D’abord parce que dans le domaine médical les gens aiment bien faire autrement qu’ailleurs. Par exemple à l’hôpital, on a commencé à mettre en place des services assez disparates, avec une norme qui s’appelle HL7v2, et comme les gens se sont rendu compte qu’ils n’arrivaient pas à les enchaîner correctement, ils ont commencé à travailler à les coupler ensemble autour de processus métier avec des recommandations appelées IHE. On n’est pas très loin de l’architecture orientée services, en un peu moins construit.
Mais en ce moment, arrive des Etats-Unis un énorme machin appelé HL7v3 qui est une caricature de la démarche objet (dont, si tu te souviens, personne ne voulait après l’avoir essayé) et qui bouscule tout alors que personne ne saura probablement jamais s’en servir. Sans compter la vieille norme européenne d’échange de bouts de dossiers patients qui annonce qu’elle va enfin sortir alors que plus personne ne l’attend.
Mais le pire, c’est que, comme tu l’as bien compris, tout ça ce ne sont que des jouets d’informaticiens tant qu’on n’a pas défini les fameux processus métiers : le "à quoi ça sert, à qui, et pour quoi faire". Et pour la première ligne, l’endroit où se jouent les vrais enjeux de la santé des gens, et bien à part la Ligne de vie, qui bénéficie depuis de nombreuses années du travail patient de nombreux médecins de terrain européens, il n’y a personne qui s’intéresse seulement à les définir, ces processus métiers.
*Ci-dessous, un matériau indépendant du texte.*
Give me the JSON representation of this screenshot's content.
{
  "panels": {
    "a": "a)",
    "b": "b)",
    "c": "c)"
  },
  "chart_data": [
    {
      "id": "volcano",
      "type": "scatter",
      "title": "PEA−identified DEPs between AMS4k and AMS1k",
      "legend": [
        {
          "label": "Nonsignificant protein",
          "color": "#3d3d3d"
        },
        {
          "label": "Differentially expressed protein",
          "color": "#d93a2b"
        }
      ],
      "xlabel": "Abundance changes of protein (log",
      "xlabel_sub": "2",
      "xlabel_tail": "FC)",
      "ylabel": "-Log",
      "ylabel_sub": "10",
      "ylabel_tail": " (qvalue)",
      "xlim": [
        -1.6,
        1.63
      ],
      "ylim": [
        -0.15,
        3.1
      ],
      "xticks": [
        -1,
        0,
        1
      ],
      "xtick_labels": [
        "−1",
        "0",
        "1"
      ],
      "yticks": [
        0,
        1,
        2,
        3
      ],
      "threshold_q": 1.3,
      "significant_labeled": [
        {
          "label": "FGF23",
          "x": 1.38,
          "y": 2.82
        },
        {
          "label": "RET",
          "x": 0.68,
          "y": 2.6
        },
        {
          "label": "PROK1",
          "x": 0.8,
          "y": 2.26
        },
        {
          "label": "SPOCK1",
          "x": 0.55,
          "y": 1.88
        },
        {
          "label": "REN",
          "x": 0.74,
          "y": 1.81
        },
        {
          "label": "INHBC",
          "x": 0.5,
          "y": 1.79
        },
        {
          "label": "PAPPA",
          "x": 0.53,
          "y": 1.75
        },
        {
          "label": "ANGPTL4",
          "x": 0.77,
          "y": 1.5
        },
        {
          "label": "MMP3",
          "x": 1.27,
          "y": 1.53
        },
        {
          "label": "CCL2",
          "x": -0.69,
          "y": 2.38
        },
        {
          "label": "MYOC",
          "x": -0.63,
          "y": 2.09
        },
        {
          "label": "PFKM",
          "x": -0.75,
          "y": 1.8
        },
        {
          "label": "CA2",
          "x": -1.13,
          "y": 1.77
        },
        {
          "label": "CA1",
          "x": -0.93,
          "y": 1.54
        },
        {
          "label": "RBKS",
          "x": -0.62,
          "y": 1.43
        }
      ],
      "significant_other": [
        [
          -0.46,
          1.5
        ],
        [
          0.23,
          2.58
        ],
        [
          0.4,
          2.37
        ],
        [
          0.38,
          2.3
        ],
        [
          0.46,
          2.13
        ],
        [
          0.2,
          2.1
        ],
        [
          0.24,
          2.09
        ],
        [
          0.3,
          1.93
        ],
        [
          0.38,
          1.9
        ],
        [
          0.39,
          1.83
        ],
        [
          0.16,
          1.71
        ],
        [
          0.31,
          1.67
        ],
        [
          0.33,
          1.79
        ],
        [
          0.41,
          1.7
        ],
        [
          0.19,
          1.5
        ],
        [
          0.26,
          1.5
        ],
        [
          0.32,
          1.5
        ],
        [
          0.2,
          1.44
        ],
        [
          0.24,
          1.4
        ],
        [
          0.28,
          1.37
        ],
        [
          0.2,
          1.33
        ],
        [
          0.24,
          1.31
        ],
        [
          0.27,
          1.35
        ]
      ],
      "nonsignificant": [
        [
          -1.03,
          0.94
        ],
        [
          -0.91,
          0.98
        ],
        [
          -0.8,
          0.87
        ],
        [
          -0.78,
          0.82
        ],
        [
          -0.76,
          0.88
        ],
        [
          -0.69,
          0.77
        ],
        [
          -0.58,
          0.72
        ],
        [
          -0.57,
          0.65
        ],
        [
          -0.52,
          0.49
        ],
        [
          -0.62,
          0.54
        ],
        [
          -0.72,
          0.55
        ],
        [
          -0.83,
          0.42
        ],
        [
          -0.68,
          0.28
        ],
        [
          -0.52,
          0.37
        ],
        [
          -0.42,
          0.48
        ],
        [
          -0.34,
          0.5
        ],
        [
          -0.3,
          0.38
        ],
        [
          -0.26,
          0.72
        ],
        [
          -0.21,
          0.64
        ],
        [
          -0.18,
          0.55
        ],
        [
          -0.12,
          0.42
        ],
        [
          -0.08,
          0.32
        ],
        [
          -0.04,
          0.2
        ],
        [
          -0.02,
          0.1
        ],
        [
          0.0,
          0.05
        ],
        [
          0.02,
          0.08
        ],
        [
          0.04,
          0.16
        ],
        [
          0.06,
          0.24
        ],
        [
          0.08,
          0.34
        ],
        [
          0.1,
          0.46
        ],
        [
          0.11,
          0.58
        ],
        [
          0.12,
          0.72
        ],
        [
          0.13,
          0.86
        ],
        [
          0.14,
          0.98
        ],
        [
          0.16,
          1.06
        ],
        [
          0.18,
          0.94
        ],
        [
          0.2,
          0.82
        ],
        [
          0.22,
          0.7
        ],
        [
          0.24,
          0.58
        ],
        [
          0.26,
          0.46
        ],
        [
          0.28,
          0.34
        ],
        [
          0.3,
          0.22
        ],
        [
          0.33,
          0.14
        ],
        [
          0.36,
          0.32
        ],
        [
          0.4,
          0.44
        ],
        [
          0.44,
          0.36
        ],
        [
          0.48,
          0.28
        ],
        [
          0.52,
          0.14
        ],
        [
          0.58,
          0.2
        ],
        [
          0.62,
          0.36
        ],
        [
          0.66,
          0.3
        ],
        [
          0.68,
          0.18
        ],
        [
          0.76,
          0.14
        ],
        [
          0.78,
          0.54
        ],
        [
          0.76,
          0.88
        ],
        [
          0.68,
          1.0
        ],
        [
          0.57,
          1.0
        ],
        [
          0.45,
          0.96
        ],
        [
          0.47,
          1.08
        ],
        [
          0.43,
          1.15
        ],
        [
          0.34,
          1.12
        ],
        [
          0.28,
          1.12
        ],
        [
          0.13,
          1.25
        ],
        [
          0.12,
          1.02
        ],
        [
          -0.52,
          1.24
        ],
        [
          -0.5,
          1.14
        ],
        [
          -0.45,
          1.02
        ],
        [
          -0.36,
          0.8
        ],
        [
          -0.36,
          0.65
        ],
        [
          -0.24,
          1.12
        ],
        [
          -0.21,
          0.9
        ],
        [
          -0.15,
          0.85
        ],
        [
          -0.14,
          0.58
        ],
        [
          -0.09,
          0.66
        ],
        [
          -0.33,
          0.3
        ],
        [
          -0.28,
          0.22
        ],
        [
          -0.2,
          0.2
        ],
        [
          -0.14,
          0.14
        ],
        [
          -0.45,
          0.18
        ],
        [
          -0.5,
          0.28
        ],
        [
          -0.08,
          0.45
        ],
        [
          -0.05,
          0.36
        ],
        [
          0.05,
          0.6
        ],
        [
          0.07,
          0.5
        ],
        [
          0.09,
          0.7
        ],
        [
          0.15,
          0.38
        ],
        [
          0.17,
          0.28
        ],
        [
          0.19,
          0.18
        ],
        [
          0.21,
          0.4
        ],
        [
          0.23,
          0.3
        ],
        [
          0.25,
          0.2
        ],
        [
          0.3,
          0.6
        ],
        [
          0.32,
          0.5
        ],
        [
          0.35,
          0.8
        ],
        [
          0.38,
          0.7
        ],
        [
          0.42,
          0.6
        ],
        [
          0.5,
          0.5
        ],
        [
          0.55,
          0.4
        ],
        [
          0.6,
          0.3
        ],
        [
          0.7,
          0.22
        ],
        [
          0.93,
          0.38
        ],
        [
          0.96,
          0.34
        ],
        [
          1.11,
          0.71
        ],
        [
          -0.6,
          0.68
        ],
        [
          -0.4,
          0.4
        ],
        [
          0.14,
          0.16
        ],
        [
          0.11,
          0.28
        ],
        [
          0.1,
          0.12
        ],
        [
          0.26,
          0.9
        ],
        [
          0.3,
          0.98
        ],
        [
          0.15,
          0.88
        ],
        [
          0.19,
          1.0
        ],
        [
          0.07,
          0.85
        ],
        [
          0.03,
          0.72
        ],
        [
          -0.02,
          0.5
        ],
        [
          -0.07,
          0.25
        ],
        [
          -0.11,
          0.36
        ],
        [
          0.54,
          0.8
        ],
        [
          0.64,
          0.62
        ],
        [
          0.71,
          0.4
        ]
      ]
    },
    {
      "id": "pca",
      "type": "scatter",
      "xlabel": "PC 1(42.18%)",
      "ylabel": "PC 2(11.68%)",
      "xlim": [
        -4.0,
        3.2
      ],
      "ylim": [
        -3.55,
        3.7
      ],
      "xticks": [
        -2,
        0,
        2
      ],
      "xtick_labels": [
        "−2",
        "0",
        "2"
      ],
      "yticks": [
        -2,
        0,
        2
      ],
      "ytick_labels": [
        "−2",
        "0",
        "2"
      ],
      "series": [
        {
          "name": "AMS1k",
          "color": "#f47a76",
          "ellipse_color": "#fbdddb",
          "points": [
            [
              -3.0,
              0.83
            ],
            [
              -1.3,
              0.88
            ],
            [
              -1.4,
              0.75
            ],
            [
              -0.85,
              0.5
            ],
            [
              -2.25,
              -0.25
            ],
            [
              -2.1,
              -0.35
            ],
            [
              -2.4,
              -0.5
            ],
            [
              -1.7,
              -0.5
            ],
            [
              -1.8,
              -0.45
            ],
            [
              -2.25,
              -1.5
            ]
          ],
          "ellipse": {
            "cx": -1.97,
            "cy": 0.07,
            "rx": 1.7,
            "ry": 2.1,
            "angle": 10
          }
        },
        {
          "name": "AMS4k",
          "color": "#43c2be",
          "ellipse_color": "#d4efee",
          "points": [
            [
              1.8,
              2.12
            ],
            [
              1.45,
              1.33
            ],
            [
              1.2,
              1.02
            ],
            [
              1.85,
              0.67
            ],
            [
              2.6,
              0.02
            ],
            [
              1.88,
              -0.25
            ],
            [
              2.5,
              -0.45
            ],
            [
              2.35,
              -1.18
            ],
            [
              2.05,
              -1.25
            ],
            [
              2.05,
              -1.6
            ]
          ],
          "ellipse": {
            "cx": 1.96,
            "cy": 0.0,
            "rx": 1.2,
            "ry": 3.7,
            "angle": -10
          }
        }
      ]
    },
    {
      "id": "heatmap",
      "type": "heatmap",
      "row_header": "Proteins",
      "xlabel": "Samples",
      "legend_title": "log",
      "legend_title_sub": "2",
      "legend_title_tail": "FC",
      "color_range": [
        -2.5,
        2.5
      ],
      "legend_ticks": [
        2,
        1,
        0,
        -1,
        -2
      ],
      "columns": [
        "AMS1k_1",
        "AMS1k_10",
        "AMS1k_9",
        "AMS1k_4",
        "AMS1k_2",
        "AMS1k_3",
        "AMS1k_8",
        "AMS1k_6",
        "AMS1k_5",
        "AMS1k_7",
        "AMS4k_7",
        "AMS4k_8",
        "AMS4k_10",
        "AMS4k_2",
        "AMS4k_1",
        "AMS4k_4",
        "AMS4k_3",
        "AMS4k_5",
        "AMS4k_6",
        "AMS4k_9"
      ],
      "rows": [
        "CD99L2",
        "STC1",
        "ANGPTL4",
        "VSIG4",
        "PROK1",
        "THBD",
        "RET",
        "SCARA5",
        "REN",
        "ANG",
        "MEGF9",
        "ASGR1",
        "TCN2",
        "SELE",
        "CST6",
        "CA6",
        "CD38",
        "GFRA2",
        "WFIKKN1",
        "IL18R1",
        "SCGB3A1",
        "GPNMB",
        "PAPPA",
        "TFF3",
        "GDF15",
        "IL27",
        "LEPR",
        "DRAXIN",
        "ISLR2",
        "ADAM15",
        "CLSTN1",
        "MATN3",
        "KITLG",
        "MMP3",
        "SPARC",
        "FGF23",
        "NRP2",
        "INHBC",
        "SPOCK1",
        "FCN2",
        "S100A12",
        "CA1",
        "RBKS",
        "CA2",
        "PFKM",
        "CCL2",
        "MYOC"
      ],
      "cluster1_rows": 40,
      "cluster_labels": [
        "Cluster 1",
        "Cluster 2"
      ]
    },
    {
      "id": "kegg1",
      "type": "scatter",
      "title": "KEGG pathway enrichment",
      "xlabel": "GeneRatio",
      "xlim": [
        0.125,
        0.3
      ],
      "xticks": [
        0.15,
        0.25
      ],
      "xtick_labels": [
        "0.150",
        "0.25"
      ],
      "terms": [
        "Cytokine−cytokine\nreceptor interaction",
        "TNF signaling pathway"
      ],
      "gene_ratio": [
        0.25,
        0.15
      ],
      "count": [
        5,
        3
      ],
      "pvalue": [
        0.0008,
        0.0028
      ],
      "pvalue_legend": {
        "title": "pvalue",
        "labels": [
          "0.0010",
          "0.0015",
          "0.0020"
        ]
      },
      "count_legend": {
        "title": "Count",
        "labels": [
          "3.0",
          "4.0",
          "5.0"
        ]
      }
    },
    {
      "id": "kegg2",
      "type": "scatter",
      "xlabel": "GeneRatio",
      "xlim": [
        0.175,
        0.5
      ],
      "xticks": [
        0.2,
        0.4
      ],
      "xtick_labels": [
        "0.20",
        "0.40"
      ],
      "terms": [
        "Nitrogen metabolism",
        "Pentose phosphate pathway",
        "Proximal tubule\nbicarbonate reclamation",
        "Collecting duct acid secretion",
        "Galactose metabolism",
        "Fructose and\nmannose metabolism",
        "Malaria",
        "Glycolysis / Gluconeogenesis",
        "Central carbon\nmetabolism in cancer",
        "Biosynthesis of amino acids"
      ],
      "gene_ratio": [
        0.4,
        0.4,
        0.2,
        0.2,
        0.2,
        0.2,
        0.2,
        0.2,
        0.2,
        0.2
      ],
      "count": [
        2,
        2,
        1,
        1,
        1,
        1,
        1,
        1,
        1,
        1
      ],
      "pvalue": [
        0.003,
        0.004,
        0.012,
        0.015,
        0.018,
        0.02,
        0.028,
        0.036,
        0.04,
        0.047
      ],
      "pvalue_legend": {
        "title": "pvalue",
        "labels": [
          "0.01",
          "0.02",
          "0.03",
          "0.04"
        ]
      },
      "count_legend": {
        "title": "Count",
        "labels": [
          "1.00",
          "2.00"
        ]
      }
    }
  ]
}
Ce ne sont donc que des jeux stériles d’informaticiens, d’autant plus à l’aise dans cet exercice qu’ils le pratique depuis longtemps dans les hôpitaux.
Tu as raison… nous ne sommes pas sorti de l’auberge si nous ne finissons pas rapidement notre architecture de services de Lignes de vie. Allez, je te laisse jouer avec les télécommandes, et je m’y remets.